Kano opted out of an immunisation campaign last year, when some Islamic leaders said it was part of a western plot to render Muslim women infertile.
On Wednesday an official study into the allegations said it was harmless.
Health experts have warned that the delay in vaccination in Kano has already resulted in new polio cases.
But Kano state governor Ibrahim Shekarau told the BBC he had not yet seen the panel report.
"When it's with us we will subject it to our own analysis," he said.
At issue is a mass immunisation programme supported by the World Health Organization, based on the oral polio vaccine.
The programme targets about 60 million children and centres on northern Nigeria - where half of the world's new polio cases originate.

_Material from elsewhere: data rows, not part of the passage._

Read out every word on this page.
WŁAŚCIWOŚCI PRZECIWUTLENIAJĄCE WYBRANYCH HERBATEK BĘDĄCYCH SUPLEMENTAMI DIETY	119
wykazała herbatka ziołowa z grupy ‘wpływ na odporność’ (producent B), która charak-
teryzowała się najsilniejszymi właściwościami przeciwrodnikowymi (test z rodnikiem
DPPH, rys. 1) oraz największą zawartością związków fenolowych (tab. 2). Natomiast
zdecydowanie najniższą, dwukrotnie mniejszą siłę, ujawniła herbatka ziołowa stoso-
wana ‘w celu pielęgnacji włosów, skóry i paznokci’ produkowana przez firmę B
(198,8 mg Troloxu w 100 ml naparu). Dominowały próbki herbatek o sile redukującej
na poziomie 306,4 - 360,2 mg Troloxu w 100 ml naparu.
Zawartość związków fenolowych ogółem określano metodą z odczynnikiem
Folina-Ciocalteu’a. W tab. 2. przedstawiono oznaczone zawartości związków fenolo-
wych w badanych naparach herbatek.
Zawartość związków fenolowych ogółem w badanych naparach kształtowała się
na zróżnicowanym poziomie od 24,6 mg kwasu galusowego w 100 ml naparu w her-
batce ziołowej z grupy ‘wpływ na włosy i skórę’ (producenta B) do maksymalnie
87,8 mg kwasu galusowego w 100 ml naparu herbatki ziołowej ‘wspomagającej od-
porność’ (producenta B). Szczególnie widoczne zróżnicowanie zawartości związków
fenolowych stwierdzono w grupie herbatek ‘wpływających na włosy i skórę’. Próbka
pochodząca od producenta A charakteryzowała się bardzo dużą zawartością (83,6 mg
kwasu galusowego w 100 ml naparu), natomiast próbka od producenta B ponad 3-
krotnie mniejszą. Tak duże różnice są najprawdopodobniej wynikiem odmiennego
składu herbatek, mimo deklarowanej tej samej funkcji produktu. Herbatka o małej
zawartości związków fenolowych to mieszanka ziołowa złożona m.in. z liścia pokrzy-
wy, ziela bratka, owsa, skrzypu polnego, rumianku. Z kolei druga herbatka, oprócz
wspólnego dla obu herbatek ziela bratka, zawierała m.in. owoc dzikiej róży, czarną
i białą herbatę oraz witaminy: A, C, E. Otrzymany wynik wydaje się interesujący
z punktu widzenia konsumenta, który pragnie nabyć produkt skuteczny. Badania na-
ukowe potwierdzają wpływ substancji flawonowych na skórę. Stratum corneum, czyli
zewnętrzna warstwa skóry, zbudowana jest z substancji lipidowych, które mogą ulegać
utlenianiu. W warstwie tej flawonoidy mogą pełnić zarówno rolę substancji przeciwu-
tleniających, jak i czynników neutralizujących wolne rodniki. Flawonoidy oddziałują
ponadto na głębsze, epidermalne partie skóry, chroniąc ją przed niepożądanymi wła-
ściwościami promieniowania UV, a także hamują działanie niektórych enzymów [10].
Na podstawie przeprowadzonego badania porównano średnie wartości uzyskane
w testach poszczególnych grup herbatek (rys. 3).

But the states of Kano and Zamfara have opted out of the programme.
WHO is planning a massive polio immunisation round in West Africa at the end of March and the organisation hopes that all the north will take part.
Alternative
On Wednesday President Olusegun Obasanjo said that a report by experts and Muslim leaders sent by the government to conduct independent tests in South Africa, India and Indonesia "categorically attests to the safety of the oral polio vaccine".
Kano government spokesman Sule Yau Sule appeared to go further than his governor in comments to reporters.
"With due respect I believe our professionals know better," he told the Associated Press news agency.
He said the state governor would still press ahead with plans to procure vaccines from Muslim countries in Asia.
Kano suspended immunisations last year following reports by Muslim clerics that the vaccine was contaminated with an anti-fertility agent.
The WHO has denied the claims.
Polio has already radiated out from northern Nigeria to infect people in at least seven west and central African states.